The above cartoon from The New Yorker illustrates an aspect of marriage that John and Julia Gottman, of a marriage institute in Seattle, say is the “single greatest predictor of divorce.” Contempt occurs between people and at the moment is widespread in the political arena. But what sets contempt apart from dislike or anger?
Contempt claims a moral superiority over another. Often it extends beyond a single target to a whole group of people. At the moment it seems that half of Americans are contemptuous of the other half. If the Gottman’s view of divorce applies to nations, we are approaching a civil war. What would it take to pull back from this toxic precipice, whether at home or in the public sphere?

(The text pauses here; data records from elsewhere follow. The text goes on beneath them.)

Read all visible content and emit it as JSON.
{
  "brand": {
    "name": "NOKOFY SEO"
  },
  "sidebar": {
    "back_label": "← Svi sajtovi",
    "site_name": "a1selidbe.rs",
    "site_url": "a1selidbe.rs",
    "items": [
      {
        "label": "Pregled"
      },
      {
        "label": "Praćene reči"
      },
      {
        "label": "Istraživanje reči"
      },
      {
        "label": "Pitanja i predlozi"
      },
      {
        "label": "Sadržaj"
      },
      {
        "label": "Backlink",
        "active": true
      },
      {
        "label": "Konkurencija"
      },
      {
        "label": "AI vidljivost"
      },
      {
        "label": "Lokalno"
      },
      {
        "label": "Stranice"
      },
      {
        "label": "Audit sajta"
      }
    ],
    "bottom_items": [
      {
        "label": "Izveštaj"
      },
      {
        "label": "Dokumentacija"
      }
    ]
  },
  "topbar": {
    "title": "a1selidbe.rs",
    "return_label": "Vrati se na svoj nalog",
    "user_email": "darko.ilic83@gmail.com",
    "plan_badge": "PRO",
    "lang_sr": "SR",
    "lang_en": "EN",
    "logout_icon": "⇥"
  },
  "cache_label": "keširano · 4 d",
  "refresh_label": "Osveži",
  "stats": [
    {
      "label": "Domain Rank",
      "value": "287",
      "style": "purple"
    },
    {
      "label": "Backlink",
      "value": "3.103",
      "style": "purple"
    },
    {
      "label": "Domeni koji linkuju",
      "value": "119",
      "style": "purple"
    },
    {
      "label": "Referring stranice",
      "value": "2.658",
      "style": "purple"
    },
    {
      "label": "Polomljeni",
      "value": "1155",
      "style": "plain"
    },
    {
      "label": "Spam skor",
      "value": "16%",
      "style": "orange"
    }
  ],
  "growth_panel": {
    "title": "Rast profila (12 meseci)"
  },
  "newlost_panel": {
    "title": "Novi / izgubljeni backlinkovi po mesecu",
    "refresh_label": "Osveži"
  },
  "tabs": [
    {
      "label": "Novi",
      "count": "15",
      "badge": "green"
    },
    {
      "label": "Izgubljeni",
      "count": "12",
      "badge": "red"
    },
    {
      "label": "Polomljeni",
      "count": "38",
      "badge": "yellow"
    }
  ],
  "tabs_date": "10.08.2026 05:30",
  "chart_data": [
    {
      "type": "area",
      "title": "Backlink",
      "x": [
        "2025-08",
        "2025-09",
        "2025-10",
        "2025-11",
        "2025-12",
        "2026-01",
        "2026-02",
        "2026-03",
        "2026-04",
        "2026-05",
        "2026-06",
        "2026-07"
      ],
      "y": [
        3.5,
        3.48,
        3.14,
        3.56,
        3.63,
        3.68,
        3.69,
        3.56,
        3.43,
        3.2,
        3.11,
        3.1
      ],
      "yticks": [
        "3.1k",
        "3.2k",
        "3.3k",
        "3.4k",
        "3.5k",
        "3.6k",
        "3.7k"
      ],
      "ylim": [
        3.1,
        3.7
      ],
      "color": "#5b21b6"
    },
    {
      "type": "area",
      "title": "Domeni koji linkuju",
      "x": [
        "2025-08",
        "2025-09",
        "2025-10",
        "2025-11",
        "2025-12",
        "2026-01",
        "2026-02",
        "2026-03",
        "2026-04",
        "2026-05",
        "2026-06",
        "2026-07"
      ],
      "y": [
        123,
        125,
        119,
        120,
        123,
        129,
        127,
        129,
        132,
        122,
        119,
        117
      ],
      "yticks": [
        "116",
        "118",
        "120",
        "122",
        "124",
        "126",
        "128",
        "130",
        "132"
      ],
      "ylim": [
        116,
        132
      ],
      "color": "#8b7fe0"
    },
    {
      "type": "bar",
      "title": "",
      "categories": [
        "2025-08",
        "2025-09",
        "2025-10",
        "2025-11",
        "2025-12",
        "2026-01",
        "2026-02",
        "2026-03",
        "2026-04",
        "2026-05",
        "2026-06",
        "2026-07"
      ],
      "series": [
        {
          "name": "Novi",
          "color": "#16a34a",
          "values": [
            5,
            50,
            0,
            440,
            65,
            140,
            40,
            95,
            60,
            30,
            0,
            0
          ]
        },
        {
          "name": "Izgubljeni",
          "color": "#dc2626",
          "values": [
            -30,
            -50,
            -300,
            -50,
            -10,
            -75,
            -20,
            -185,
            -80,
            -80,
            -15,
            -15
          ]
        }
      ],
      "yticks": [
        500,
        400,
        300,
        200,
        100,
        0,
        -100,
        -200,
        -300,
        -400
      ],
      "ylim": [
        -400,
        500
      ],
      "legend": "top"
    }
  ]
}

We could start with the simple statement: “you may have a point.” Contempt is much easier. It provides television stations with viewers. You can choose your program to suit your own particular contempt targets. It can be amusing when we watch comedians skewer those we disagree with. It can stroke our egos when we look down on another part of town, another kind of dress, or other people’s habits. Contempt really tempts us because it gives us a chance to feel superior. And feeling superior can feel good.
Instead of saying “how could anyone believe anything that stupid?” (one of my standard expressions) I am going to try a new approach. Why does the person believe that? Is there any merit in their point of view? If there isn’t, can I share another view with the person? Not, clearly, if I go into any conversation with contempt at the ready!